Determination of the electric dipolar moment of a molecule is one of the most important procedures applied to characterize the molecule spectral activity, type of the chemical bonds between atoms forming the molecule and its geometry. Electric dipolar moment can be determined by making use of the Stark or Zeeman effects, quantum-mechanical ab initio calculations or from highly resolved MW and IR rotation-vibrational spectra using spectroscopic methods.

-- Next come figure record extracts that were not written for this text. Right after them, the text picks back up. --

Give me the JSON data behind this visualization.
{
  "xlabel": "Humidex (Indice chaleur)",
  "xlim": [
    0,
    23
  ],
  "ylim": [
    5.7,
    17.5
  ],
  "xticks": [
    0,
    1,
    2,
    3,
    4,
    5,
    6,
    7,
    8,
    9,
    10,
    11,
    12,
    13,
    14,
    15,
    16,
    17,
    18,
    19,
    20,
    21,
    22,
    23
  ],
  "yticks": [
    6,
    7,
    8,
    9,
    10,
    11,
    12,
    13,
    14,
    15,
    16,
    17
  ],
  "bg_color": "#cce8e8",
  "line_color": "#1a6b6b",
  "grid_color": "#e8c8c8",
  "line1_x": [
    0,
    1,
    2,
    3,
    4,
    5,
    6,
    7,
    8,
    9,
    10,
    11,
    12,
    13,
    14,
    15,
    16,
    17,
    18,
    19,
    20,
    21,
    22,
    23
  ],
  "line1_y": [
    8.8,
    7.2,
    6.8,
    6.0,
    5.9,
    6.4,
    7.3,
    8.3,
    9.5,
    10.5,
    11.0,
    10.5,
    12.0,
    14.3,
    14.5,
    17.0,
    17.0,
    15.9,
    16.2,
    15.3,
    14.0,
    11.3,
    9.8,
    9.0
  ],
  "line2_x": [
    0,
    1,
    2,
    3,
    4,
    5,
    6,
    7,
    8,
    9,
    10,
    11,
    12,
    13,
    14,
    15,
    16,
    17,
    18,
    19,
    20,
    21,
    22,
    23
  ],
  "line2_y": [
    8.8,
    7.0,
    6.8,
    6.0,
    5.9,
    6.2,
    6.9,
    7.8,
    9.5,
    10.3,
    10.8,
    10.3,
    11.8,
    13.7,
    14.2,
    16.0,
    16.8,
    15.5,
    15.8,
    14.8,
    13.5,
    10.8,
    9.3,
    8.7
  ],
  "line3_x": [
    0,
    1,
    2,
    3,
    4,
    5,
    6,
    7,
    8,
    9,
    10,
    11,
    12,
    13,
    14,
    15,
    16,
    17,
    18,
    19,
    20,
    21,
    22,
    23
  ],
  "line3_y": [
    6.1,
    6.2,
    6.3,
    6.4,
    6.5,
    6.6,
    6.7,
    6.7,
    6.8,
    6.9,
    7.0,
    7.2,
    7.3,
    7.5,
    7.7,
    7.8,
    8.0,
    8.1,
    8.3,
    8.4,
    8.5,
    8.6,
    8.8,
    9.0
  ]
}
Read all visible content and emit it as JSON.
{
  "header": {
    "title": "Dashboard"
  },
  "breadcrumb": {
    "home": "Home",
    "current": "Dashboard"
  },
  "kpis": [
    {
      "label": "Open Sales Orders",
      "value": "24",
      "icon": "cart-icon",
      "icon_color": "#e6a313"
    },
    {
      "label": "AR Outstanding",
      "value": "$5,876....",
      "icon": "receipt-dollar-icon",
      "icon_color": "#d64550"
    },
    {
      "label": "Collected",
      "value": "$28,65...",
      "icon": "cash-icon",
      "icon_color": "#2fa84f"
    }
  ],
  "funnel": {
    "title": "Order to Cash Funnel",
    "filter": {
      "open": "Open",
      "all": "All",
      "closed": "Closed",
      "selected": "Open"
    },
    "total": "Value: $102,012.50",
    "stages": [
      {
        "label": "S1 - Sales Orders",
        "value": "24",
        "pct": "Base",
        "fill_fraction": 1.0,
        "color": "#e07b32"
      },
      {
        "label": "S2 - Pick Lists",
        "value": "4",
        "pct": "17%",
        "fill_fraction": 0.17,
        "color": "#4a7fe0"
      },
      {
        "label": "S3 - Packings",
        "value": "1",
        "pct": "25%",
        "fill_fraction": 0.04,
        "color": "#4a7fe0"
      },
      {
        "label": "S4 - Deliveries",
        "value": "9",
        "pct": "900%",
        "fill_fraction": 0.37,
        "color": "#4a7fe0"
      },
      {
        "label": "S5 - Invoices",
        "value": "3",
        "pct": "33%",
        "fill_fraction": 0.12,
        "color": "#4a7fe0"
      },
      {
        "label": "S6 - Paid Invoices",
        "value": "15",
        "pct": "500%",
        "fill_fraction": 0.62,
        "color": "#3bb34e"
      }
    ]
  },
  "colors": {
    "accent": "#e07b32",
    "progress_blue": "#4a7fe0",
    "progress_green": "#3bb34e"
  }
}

Each of the methods mentioned has advantages and disadvantages. For example, the Stark method cannot be applied to molecular ions as under external electric field they are accelerated towards the wall of the discharge tube. In 1955 Townes et al., developed the method of determination of the dipolar moment using the Zeeman effect. This approach has been generalized in 1987 by Laughlin et al., and applied to ArH+ cation. They obtained the values: 1.4(4) D, 1.59(40) D and 3.0(6) D, which seriously differed from the ab initio result 2.2(1) D provided by Rosmus in 1979. The additional ab initio calculations performed by Pyykko et al., and then by Geertsen and Scuseria in 1989, confirmed the correctness of the result obtained earlier by Rosmus. In such circumstances only the application of a third independent method could provide a correct value of the electric dipolar moment of ArH+. Following this suggestion, Molski in 2001 applied the spectroscopic method to evaluate dipolar moment of ArH+ from highly resolved MW and IR spectra including pure rotational and vibration-rotational lines. The result obtained 2.12(55) D confirmed that ab initio calculations provided a reliable value of the dipolar moment of ArH+, whereas the experimental values obtained by Laughlin et al., were less accurate. The supplementary calculations performed for KrH+ and HeH+ indicate that the method of Laughlin et al. does not produce reliable values of the electric dipolar moment for diatomic ions, where as for polyatomic molecules this method is reliable.